Con la legge finanziaria 2010 e' stata, poi, concessa alle
regioni che si trovavano in gestione commissariale, come la regione
Campania, la possibilita' a proseguire il Piano di rientro attraverso
programmi operativi, precisandosi ai commi 80 e 95 dell'art. 2 della
legge n. 191/2009, che «gli interventi individuati dal Piano sono
vincolanti per la regione, che e' obbligata a rimuovere i
provvedimenti, anche legislativi, e a non adottarne di nuovi che
siano di ostacolo alla piena attuazione del richiamato Piano di
rientro». Con l'approvazione del citato Accordo, la regione si e'
impegnata all'attuazione del suddetto Piano di rientro ed al rispetto
della legislazione vigente con particolare riferimento a quanto
disposto dall'art. 1, comma 796, lettera b), della legge 27 dicembre
2006, n. 296. In attuazione delle previsioni della legge finanziaria
il commissario ad acta per la regione Campania ha adottato il decreto
n. 41 del 14 luglio 2010 avente ad oggetto «Approvazione del nuovo
Programma operativo per l'anno 2010».
Successivamente, con decreto n. 22 del 22 marzo 2011, in
attuazione del punto t) del mandato commissariale, conferito con
delibera del Consiglio dei Ministri del 24 aprile 2010, ha approvato
il Piano sanitario regionale 2011-2013 in coerenza con il decreto n.
49 del 29 settembre 2010, adottato in attuazione del punto c) del
mandato commissariale.
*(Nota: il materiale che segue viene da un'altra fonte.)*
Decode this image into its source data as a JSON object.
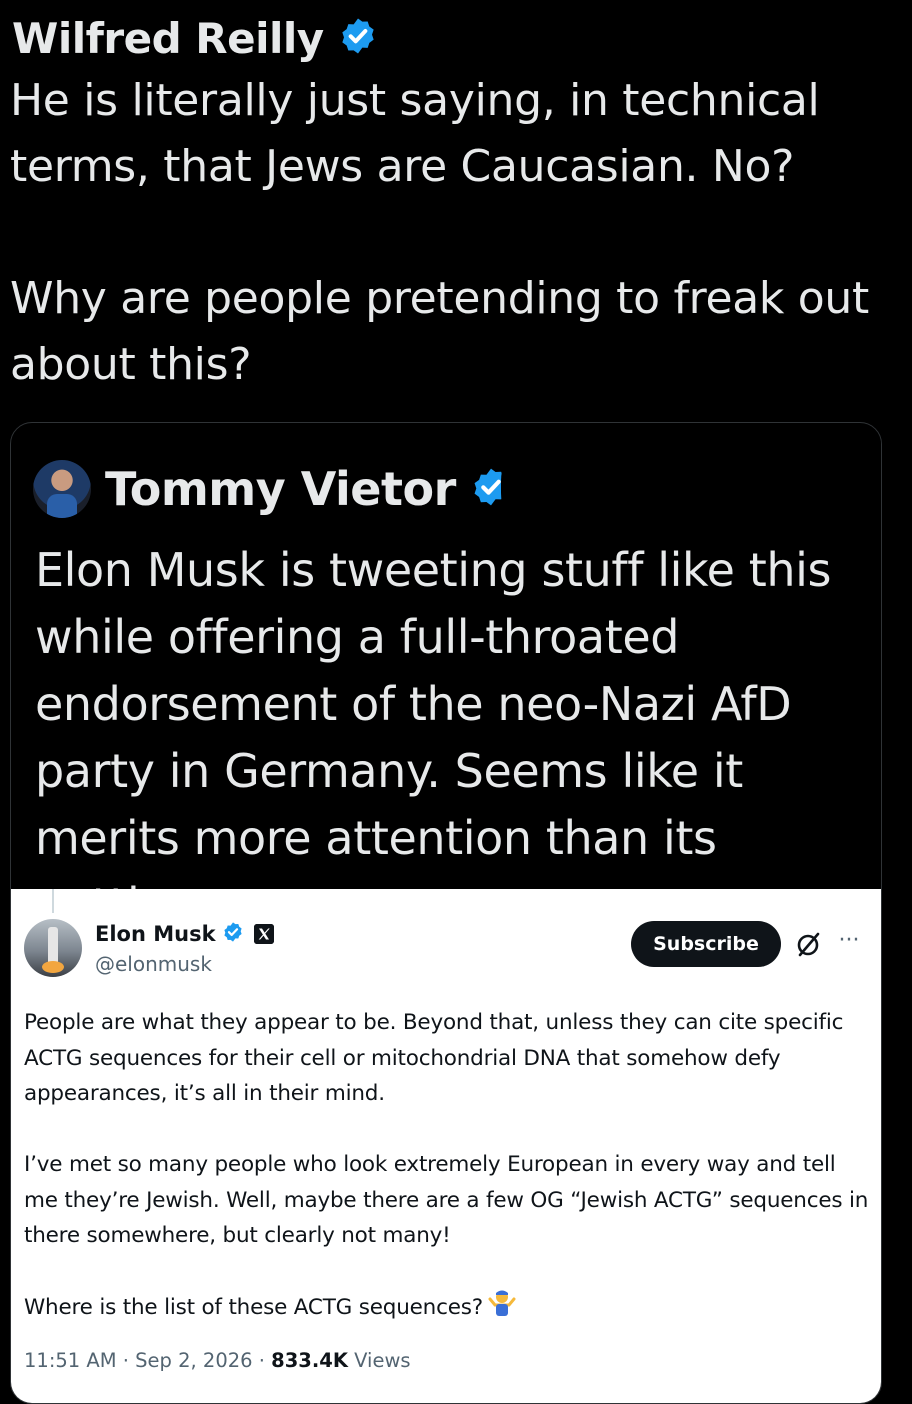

Il Tavolo per la verifica degli adempimenti ed
il Comitato LEA nella riunione del 26 ottobre 2010 hanno prospettato
un forte disavanzo non coperto per l'anno 2010 a causa della non
completa attuazione del Programma operativo 2010 ed hanno invitato il
commissario ad approvare entro l'anno il Programma operativo
2011-2012. Il commissario ha trasmesso il 6 aprile 2011 il Programma
operativo 2011-2012. Nelle more, il risultato di gestione per l'anno
2010 ha registrato, nella riunione dei Tavoli tecnici del 14 aprile
2011, un disavanzo non coperto di 248,888 mil. di euro. Questo
disavanzo ha determinato, per la regione Campania, l'applicazione
degli automatismi fiscali previsti dall'art. 1, comma 174, della
legge n. 311 del 2004, vale a dire «l'ulteriore incremento delle
aliquote fiscali di IRAP e addizionale regionale all'IRPEF per l'anno
d'imposta in corso, rispettivamente nelle misure di 0,15 e 0,30
punti, l'applicazione del blocco automatico del turn over del
personale del servizio sanitario regionale fino al 31 dicembre del
secondo anno successivo a quello in corso e l'applicazione del
divieto di effettuare spese non obbligatorie per il medesimo
periodo».
La suddetta norma statale stabilisce, inoltre, che gli atti
emanati e i contratti stipulati in violazione dei predetti vincoli
sono nulli. Dispone altresi' che in sede di verifica annuale degli
adempimenti la regione certifichi il rispetto dei vincoli medesimi.
La Corte costituzionale ha gia' avuto modo di pronunciarsi in
materia di piani di rientro dal disavanzo sanitario e di gestione
commissariale degli stessi. In particolare, con la sentenza n.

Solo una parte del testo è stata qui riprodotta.